Super Furry Animals -- "Mwng" (Placid Casual)

Their warped imaginations proffer a bent reality, a Dali-like melting pot of madness; they adorn their album covers with exotic monstrosities that are both cute and menacing. They are totally fuzzy. They are the Super Furry Animals, they don't play by the rules and we love them all the more for it.

The Furries are renowned for their eclectism. On each of their three previous studio albums, idyllic -- if a little warped -- folk is mixed with punk-pop and then sewn together in a surreal mishmash of hysterical multicolored psychedelia. All the albums are vital, and I guess the main reason the Furries consistently deliver, is that there are five of them and each freely inputs ideas, unlike the usual situation where the guitarist writes all the tunes and runs out of ideas after two albums. Being a gang comprised of equals also helps to keep their feet on the ground, their minds focused; there's no room for the self-indulgence or self-importance that is born of a single bloated ego.

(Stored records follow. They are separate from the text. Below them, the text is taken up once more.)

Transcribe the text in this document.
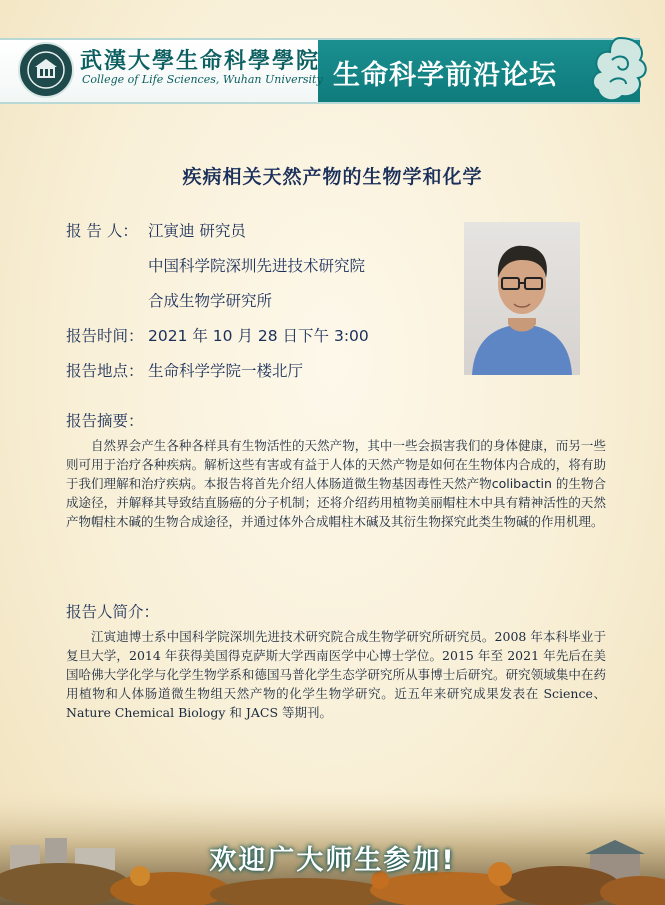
武漢大學生命科學學院
College of Life Sciences, Wuhan University 生命科学前沿论坛
疾病相关天然产物的生物学和化学
报 告 人： 江寅迪 研究员
中国科学院深圳先进技术研究院
合成生物学研究所
报告时间： 2021 年 10 月 28 日下午 3:00
报告地点： 生命科学学院一楼北厅
报告摘要：
自然界会产生各种各样具有生物活性的天然产物，其中一些会损害我们的身体健康，而另一些则可用于治疗各种疾病。解析这些有害或有益于人体的天然产物是如何在生物体内合成的，将有助于我们理解和治疗疾病。本报告将首先介绍人体肠道微生物基因毒性天然产物colibactin 的生物合成途径，并解释其导致结直肠癌的分子机制；还将介绍药用植物美丽帽柱木中具有精神活性的天然产物帽柱木碱的生物合成途径，并通过体外合成帽柱木碱及其衍生物探究此类生物碱的作用机理。
报告人简介：
江寅迪博士系中国科学院深圳先进技术研究院合成生物学研究所研究员。2008 年本科毕业于复旦大学，2014 年获得美国得克萨斯大学西南医学中心博士学位。2015 年至 2021 年先后在美国哈佛大学化学与化学生物学系和德国马普化学生态学研究所从事博士后研究。研究领域集中在药用植物和人体肠道微生物组天然产物的化学生物学研究。近五年来研究成果发表在 Science、Nature Chemical Biology 和 JACS 等期刊。
欢迎广大师生参加!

"Mwng" (a Welsh word meaning "the mane of an animal" in English), is, ironically, the Furries' biggest surprise yet: It's a collection of straightforward but sublime folk-rock tunes, with none of the trademark weirdness. Even the cover is a simple black and white drawing. It's also sung entirely in Welsh, a blatant "up-yours" to the establishment (which, in Britain, dictates that no album can be a hit unless it's sung in English; "Mwng" entered the U.K. charts at No.12: cool!) and wonderfully appropriate, because Welsh is a rich, velvety language that wraps these mainly acoustic ballads in another thick rug of beauty. As for the future, well, who knows what they'll come up with next? A techno album? Well, erm, yeh, actually. The Super Furries are promising to release a full-on dance record later this year. But before that, don't miss these incorrigible rogues at the Fuji Rock Festival next month.